Results: 273 patients undergoing colonoscopy were enrolled and outcomes compared with 618 historical control patients. Of these 273 patients, 171 were enrolled with an APDD set to FPR1 = 0.9% FPR, and 102 with an APDD set to FPR2 = 1.3% FPR. Overall, ADR using FPR1, FPR2 and at baseline, was 53.22%, 46.08% and 39.97% respectively. Of these patients, 156 (89 using FPR1, 67 using FPR2) received screening exams with outcomes compared with 363 historical control patients. In screening exams, ADR using FPR1, FPR2 and at baseline, was 47.19%, 40.30% and 34.99% respectively. Overall, APC rate for FPR1, FPR2 and at baseline, was 1.23, 0.92 and 0.79 respectively and 0.96, 0.73, and 0.50 respectively in screening exams. In addition, overall sessile serrated lesion per colonoscopy (SSLPC) with FPR1, FPR2 and at baseline, was 0.18, 0.30 and 0.13 respectively. THR at FPR1, FPR2 and at baseline was 0.74, 0.61 and 0.74 respectively.

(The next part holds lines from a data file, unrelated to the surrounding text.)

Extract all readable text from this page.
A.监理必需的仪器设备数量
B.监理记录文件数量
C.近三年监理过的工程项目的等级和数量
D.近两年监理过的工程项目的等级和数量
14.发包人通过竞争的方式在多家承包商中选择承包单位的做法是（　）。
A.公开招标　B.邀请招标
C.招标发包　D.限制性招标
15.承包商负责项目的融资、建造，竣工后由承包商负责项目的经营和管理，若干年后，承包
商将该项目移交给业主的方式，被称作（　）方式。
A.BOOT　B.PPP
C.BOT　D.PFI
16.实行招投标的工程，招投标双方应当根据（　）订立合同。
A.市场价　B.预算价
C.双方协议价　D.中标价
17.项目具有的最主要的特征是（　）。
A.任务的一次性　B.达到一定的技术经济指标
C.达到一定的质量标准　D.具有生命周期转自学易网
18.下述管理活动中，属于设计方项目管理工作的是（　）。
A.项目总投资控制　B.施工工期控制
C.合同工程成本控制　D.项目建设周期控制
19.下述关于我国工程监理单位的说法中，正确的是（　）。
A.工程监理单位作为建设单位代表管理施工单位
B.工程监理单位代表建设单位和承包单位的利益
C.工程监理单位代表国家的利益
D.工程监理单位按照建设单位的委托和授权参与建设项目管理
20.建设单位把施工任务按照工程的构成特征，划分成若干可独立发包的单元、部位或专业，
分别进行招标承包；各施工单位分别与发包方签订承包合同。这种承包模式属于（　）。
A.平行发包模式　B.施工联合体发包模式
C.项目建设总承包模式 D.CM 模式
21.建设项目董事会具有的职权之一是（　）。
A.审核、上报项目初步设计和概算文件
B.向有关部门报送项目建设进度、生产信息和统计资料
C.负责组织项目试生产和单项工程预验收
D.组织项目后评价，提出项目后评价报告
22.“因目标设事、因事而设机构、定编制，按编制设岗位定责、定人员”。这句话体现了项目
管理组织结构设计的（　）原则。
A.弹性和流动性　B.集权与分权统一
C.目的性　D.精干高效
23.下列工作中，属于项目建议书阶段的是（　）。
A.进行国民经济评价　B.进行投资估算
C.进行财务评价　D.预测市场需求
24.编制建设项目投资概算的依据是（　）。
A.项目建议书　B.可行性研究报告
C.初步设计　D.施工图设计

Conclusion: A novel APDD increased the ADR and APC in a cohort of patients undergoing screening and surveillance colonoscopy without concomitant increase in hyperplastic polyp resection when set to an FPR of 0.9%. When FPR was set to 1.3% the clinical impact was significantly lower than that of the FPR of 0.9%. We hypothesize that the increased FPR event rate contributed to notification fatigue thereby reducing performance. We recommend further exploration into the impact of FPR on ADR, APC and SSLPC.